It’s not about the factuality of the information though, it’s about the subjectivity of the label. Harmful, hateful, etc are not objective measurable labels and so they can be used to shut down any sort of speech. The paternalistic position that we need to protect people from falsehoods or harmful ideas is frankly condescending. Like I said elsewhere if I cannot believe that people are capable of separating truth from fact, then I must also believe that they are fundamentally incapable of making decisions and therefore I need to take away any ability for them to make any kind of significant decision. I will not follow this line of thought in my life or politics, because then who gets to decide who is capable of making decisions? The experts in their ivory towers? The only experts with apodictic knowledge are physicists and mathematicians, everyone else operates on degrees of certainty, they can be wrong. And furthermore who decides who are the experts? This is a return to aristocracy or monarchy, but instead of divine authority it is credentialist.
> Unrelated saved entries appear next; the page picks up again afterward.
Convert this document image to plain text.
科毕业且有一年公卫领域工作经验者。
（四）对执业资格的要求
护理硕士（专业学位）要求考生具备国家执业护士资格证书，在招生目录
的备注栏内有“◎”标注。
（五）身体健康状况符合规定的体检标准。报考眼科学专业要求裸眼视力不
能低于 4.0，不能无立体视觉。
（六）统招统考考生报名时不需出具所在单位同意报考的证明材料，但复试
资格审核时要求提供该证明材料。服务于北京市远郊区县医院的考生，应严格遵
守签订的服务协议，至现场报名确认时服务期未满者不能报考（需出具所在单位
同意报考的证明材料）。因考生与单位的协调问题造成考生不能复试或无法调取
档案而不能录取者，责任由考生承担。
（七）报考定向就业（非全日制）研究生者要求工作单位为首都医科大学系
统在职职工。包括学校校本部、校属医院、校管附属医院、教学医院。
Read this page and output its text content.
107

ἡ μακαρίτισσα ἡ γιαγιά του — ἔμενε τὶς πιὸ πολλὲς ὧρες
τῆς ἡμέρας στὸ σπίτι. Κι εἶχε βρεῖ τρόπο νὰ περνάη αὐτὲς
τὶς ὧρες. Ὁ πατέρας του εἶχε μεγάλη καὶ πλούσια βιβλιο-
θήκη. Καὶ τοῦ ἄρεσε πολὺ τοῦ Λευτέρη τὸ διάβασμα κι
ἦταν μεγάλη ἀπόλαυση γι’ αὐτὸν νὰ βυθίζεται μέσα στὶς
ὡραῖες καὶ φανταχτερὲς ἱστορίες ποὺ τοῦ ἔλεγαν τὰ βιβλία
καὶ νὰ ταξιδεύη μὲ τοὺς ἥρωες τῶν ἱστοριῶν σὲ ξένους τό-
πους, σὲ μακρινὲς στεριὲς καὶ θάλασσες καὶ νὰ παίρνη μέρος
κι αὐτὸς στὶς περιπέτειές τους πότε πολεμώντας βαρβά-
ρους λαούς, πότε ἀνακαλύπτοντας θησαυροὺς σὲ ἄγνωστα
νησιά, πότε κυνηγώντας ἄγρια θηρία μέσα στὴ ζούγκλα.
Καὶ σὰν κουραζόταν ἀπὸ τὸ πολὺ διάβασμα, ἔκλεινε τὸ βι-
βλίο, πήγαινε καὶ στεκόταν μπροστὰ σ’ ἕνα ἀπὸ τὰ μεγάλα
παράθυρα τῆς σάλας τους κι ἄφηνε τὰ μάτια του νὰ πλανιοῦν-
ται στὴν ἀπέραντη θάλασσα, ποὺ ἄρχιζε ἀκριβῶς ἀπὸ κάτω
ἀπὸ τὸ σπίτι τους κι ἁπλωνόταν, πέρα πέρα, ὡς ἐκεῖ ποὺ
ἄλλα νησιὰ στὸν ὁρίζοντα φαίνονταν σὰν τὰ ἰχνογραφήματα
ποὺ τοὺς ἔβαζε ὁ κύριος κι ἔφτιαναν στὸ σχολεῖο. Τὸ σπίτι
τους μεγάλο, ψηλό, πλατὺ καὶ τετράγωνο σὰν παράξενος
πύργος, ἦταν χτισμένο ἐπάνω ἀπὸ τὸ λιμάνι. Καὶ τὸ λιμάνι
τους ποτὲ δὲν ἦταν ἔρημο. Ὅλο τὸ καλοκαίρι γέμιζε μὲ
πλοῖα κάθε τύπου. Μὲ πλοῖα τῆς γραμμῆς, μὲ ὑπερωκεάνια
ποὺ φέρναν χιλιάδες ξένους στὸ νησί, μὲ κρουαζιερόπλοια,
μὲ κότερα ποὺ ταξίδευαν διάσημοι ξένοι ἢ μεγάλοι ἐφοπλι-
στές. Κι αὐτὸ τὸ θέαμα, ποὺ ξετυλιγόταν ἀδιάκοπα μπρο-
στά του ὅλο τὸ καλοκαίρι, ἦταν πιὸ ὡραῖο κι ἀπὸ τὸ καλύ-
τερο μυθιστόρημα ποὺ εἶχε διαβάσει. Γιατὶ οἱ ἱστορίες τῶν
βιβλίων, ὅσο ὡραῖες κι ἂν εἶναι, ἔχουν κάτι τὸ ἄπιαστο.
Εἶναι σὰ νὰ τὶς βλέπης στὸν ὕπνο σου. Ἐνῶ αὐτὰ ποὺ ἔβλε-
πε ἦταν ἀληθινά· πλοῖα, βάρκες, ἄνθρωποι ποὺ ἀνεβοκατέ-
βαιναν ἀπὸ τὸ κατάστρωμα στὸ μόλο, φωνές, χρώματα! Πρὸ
If we want to stop people from believing stupid shit the solution is not to attempt to bubble wrap their world as it were, but rather to give them the tools to discern good information from bad information.




It gave them the excuse to build their own platforms in which their ideas could spread uncontested and at the same time made them more alluring to the masses because “forbidden” knowledge is so alluring to humans that perhaps the most famous myth in history is about how our species lost the perfect existence because of it.
You cannot make anything forbidden and expect that by doing so it won’t spread because it is forbidden. As long as there is a demand for it it will continue to spread and if the Streisand effect holds it will spread exponentially. This applies to ideas, drugs, guns, and pretty much everything. If the people want it they will get it. Alcohol is the perfect example: we tried to make it illegal and all it did was increase crime, violence and people kept drinking as much if not more than before. Fast forward to today people drink less than ever because they have learned the health effects of it. Give people the tools to tell right from wrong, correct from incorrect instead of trying to bubble wrap their world and then act surprised when they feel betrayed because someone told them there is another point of view (false as it may be). Let them see both point of views and let the very absurdity of the opposite view discredit itself.
If we cannot trust that people can make the correct decisions why then would we insist on democracy?